Sevgili okurlarım, her sabah uyandığımda önce spor yapar, duş alır gazetelere bakarım.
Gazete başlıklarında günümüz siyasetinin, yanlışlarla dolu olduğunu, aydınların, paşaların, gazetecilerin tutuklu yargılandıklarını görünce üzülürüm…
Kahvaltıda çayımı yudumlarken, ülkenin içinde bulunduğu durumu kendi kendime sorgulama gereğini duyarım.
Ülkenin bu kadar sorunu varken, binlerce işsiz gencimiz imdat çığlıkları atarken, halkımız geçim sıkıntısı içinde inim inim inlerken, siyasilerimizin hala oy peşinde koşarak, asılsız vaatlerini sorgulamaya çalışırım.
Sorgularken de, tarafsız olacağımı zannederek yorumlar yaparım kendimce.
Sonra, tarafsız mıyım acaba diye düşünürüm.
Hayır, çünkü her kişi kendince bir düşünce tarzına inanmaktadır. Bu da tarafsızlığı ortadan kaldırır…
Ama bunun yanında hoşgörülü bir insansanız, o hoşgörünüz size o tarafsızlığı sağlayan en büyük yardımcı olur.
Hoşgörülü olabilmek, insanlar için büyük bir meziyettir. Kendisiyle barışık olan güzel huylu insanlar, yerine göre hoşgörülü olabilirler.
İnsanın en güzel huylusu ise, ahlakı en güzel olanıdır. İnsanlar birbirlerine karşı sevgi, saygı, şefkat ve acımalarında tek yürek olmalıdırlar.
Sizi seven birisi rahatsız olunca, diğeri gerçek dost ve arkadaşsa, hoşgörü ile affetmesini bilmeli, ona kanat gererek arkadaşının acılarını ve rahatsızlığını paylaşmalıdır.

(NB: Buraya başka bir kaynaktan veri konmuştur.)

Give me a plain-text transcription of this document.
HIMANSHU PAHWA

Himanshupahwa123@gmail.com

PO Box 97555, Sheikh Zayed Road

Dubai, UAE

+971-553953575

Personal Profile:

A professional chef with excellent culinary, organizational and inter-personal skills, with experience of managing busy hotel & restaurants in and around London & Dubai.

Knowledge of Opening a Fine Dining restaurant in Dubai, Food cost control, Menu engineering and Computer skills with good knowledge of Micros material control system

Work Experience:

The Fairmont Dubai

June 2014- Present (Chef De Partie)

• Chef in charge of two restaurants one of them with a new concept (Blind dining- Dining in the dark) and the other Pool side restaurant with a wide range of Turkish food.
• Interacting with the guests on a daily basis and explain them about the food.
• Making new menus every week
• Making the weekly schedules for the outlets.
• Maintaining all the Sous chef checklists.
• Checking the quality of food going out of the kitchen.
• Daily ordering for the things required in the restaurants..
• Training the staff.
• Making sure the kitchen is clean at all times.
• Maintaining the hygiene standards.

İnsan hayatı çok kısa. Onun için birbirimize negatif ışın yerine, sevginin dostluğun ışınlarını göndermeliyiz.
Bazı güzel hasletler vardır ki, herkese nasip olmaz. Her insan onlara sahip olmak, onları kendi hayatında yaşamak ister.
Hayatta hoş görülü olmak, gönül kazanmak, af edebilmek ve insanlara gönül gözüyle bakabilmek ne kadar güzel bir duygudur.

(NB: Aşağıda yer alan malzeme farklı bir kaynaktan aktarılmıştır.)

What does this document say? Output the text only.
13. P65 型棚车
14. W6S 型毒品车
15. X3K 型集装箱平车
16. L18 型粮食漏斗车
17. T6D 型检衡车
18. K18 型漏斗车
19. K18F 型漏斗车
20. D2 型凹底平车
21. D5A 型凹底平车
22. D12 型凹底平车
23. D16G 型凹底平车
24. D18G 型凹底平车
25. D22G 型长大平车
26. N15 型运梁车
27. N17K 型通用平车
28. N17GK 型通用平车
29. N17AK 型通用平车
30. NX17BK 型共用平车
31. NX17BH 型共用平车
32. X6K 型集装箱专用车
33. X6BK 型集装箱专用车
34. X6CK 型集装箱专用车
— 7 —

Unutmayın sizin düşüncenizin açıkça savunulması, başkalarının sizin düşüncenize hoş görü ile bakmasındandır.
Yoksa durduğu yerde düşünceler ayaklanmazlar. Hoşgörü, düşüncelerin doğruluğunu, tartışılabilirliğini herkese kanıtlayacak en büyük araçtır. Bu aracı sağlıklı kullanma yoluyla her sorunun üstesinden gelebileceğimizi sanıyorum.
Hoşgörü sınırsız değildir: Sizin gösterdiğiniz hoş görüyü anlamayanlara veya size anlamadığını gösterenlere, hemen hoşgörüsüz olmak yerine, tartışma, uzlaşma ve açıklama yolu ile hoşgörünüzü göstermeniz, en önemli insani özelliklerden birisidir.
Hoşgörüsüz olan toplumların ilerleyebileceğini sanmamakla birlikte istisnalar olabileceğini de gözden ırak tutmamak gerekir. Ne zaman hoşgörü sahibi olursak, insanlar için özgürlüklerinde ne anlam ifade ettiğini anlarız.
Bir insanın hoşgörülü olabilmesi için önce kendini tanıması gerekir. Son günlerde birbirlerini yerden yere vuran siyasilerimiz de önce kendilerini tanımalıdırlar.
Kimdir, nedir, hayattan beklentisi nedir? Neden siyasete atıldılar… Önce bunları kavrayıp bilmeleri gerekir.
Bunları kavrayıp anladıkları anda, diğer insanlarında istek ve taleplerinin nasıl olabileceğini anlarlar. Bu da beraberinde sevgiyi, saygıyı, hoşgörüyü ve hizmeti getirebilir.
En basiti çoğumuz hoşgörülü değiliz. Ne zaman hoşgörü sahibi olursak, bence o zaman insan nedir tanımını yapabiliriz.
Huzurlu ve mutlu olmak, başkalarını da mutlu etmek istiyorsak, önce kendimizi sorgulayalım ve hoşgörülü insan olalım.